A process for producing a friction plate comprising a core plate (15) having a plurality of drive jaws (15b) integrally provided with the inner or outer periphery of a core plate main body. (15a), the plurality of transmission jaws (15b) being thicker than the main body of the annular core plate (15a) and being arranged at equal intervals in the peripheral direction, and a liner of friction material (16). attached to a side face of the core plate main body (15a), the process comprising: a casting step of casting the core plate (15) by casting an initial material into a cavity (26) defined between a fixed die (25) and a movable die (27) to match the contour of the core plate (15) so as to eliminate the need to trim after molding; a die opening step of opening two dies (25,27) after the casting step while the core plate (15) is attached to one of the dies; an ejecting step of the core plate (15) after the die opening step causing a portion (30) of said one of the dies that is in contact with the entire core plate (15) to move with relation to the other party (28, 29); and a liner joining coupling step (16) to the side face of the main body of the core plate (15a) of the core plate (15) after the ejection step.

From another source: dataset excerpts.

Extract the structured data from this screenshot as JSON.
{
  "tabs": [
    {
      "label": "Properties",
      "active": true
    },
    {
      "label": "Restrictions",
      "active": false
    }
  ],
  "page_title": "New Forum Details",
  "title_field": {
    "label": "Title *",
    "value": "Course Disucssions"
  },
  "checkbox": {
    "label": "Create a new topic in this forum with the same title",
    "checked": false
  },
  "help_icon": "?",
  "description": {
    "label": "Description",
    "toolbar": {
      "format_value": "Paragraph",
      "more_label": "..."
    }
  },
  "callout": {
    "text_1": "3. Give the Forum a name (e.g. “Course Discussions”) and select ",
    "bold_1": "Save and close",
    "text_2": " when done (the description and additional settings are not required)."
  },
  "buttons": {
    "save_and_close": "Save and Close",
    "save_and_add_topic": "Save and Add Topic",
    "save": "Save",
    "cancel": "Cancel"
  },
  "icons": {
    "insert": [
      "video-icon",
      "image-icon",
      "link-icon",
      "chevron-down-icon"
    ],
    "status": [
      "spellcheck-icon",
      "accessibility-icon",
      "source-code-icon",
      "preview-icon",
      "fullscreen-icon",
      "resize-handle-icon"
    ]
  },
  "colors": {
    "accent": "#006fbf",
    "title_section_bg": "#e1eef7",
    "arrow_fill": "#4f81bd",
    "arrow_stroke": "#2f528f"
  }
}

Process for producing a friction plate according to claim 1, wherein the process comprises, between the ejection step and the liner bonding step: a sandblasting step for performing a sandblasting treatment to print a satin finish surface to the core plate surface (15). Casting system for a friction plate core plate as defined in claim 1, the system comprising: the fixed die (25) and the movable die (27) which are arranged in opposition to each other so as to being capable of being opened and closed to define the cavity 26, the movable die 27 comprising an inner movable block 28 forming an inner peripheral wall of the cavity 26, an outer movable block 29 surrounding the inner movable block (28) to form an outer peripheral wall of the cavity (26), and an intermediate movable block (30) disposed between the inner and outer movable blocks (28, 29) and being able to move between a molding position (A) in the wherein the intermediate movable block forms an inner wall (26c) of the cavity (26) and an ejection position (B) in which the intermediate movable block pushes core (15) outwardly from the inner and outer movable blocks (28) 29) when opening the dies after molding act on the core plate (15).